Previous Guides: #1 and #2.
Last time: Solin tried to help the blacksmith, taught an adjunct class on how to use a dolly in excruciating detail, broke some shit, and then ran down the street.
I took a week off because the Walking Dead finale broke my shit, but I’m back.
A block or two later, his heart calmed, and he was sure Jayne wasn’t following. (“Heart calmed” is a nothing phrase – we’re here to evoke emotion. Even a cliché like “his heart stopped pounding” is at least evocative and descriptive.
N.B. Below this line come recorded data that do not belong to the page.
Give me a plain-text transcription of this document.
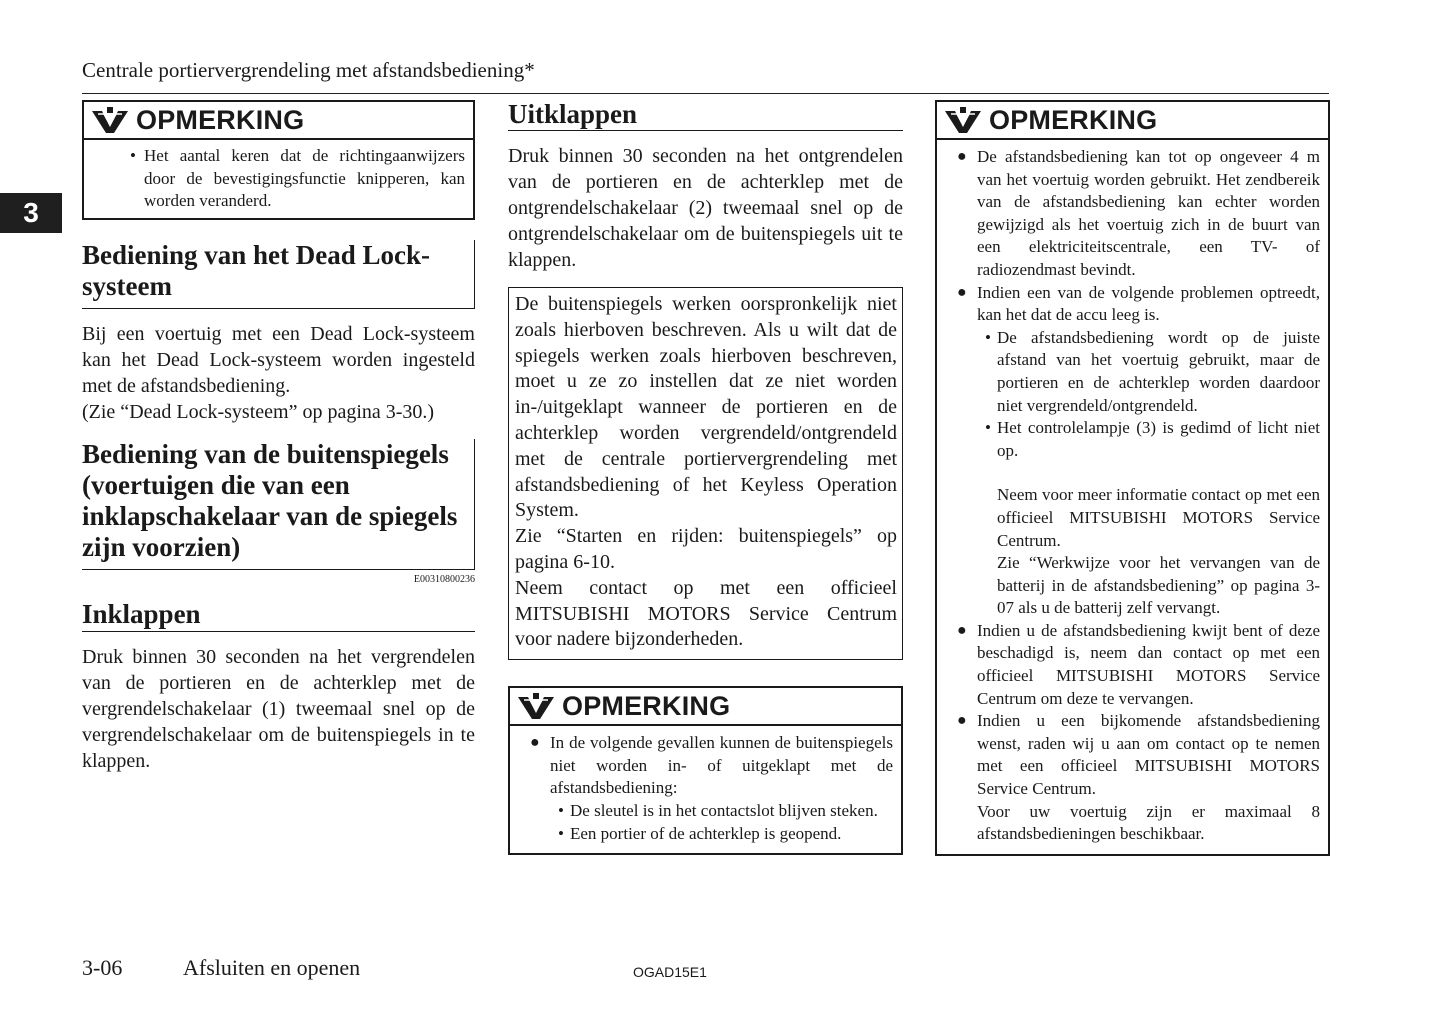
Centrale portiervergrendeling met afstandsbediening*
3
OPMERKING
• Het aantal keren dat de richtingaanwijzers door de bevestigingsfunctie knipperen, kan worden veranderd.
Bediening van het Dead Lock-systeem
Bij een voertuig met een Dead Lock-systeem kan het Dead Lock-systeem worden ingesteld met de afstandsbediening.
(Zie “Dead Lock-systeem” op pagina 3-30.)
Bediening van de buitenspiegels (voertuigen die van een inklapschakelaar van de spiegels zijn voorzien)
E00310800236
Inklappen
Druk binnen 30 seconden na het vergrendelen van de portieren en de achterklep met de vergrendelschakelaar (1) tweemaal snel op de vergrendelschakelaar om de buitenspiegels in te klappen.
Uitklappen
Druk binnen 30 seconden na het ontgrendelen van de portieren en de achterklep met de ontgrendelschakelaar (2) tweemaal snel op de ontgrendelschakelaar om de buitenspiegels uit te klappen.
De buitenspiegels werken oorspronkelijk niet zoals hierboven beschreven. Als u wilt dat de spiegels werken zoals hierboven beschreven, moet u ze zo instellen dat ze niet worden in-/uitgeklapt wanneer de portieren en de achterklep worden vergrendeld/ontgrendeld met de centrale portiervergrendeling met afstandsbediening of het Keyless Operation System.
Zie “Starten en rijden: buitenspiegels” op pagina 6-10.
Neem contact op met een officieel MITSUBISHI MOTORS Service Centrum voor nadere bijzonderheden.
OPMERKING
● In de volgende gevallen kunnen de buitenspiegels niet worden in- of uitgeklapt met de afstandsbediening:
• De sleutel is in het contactslot blijven steken.
• Een portier of de achterklep is geopend.
OPMERKING
● De afstandsbediening kan tot op ongeveer 4 m van het voertuig worden gebruikt. Het zendbereik van de afstandsbediening kan echter worden gewijzigd als het voertuig zich in de buurt van een elektriciteitscentrale, een TV- of radiozendmast bevindt.
● Indien een van de volgende problemen optreedt, kan het dat de accu leeg is.
• De afstandsbediening wordt op de juiste afstand van het voertuig gebruikt, maar de portieren en de achterklep worden daardoor niet vergrendeld/ontgrendeld.
• Het controlelampje (3) is gedimd of licht niet op.
Neem voor meer informatie contact op met een officieel MITSUBISHI MOTORS Service Centrum.
Zie “Werkwijze voor het vervangen van de batterij in de afstandsbediening” op pagina 3-07 als u de batterij zelf vervangt.
● Indien u de afstandsbediening kwijt bent of deze beschadigd is, neem dan contact op met een officieel MITSUBISHI MOTORS Service Centrum om deze te vervangen.
● Indien u een bijkomende afstandsbediening wenst, raden wij u aan om contact op te nemen met een officieel MITSUBISHI MOTORS Service Centrum.
Voor uw voertuig zijn er maximaal 8 afstandsbedieningen beschikbaar.
3-06	Afsluiten en openen	OGAD15E1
I’d also reorder this sentence – “His heart calmed a block or two later when he was sure Jayne wasn’t following.” Get rid of a few unnecessary commas and bring the action out front.
However, what I’d really do is reorder the sentence as above, getting the subject and verb out front, AND I’d give it more active language with an amusing voice – it was supposed to be a funny scene, after all.
So, something like this: “His heart found its old familiar rhythm three blocks later when he was sure Jayne wasn’t chasing him with a rake.”)
Still, he’d done enough harm to the populace for today. Time to go see ‘ole long face. (The voice is a MESS here. Thinking something like “he’d done enough harm to the populace” is something a robot or a snarky college professor might say. But then in the next sentence it’s “time to go see ‘ole long face.” Folksy language. Voice is important, and this neophyte writer didn’t spare one moment to even think about it).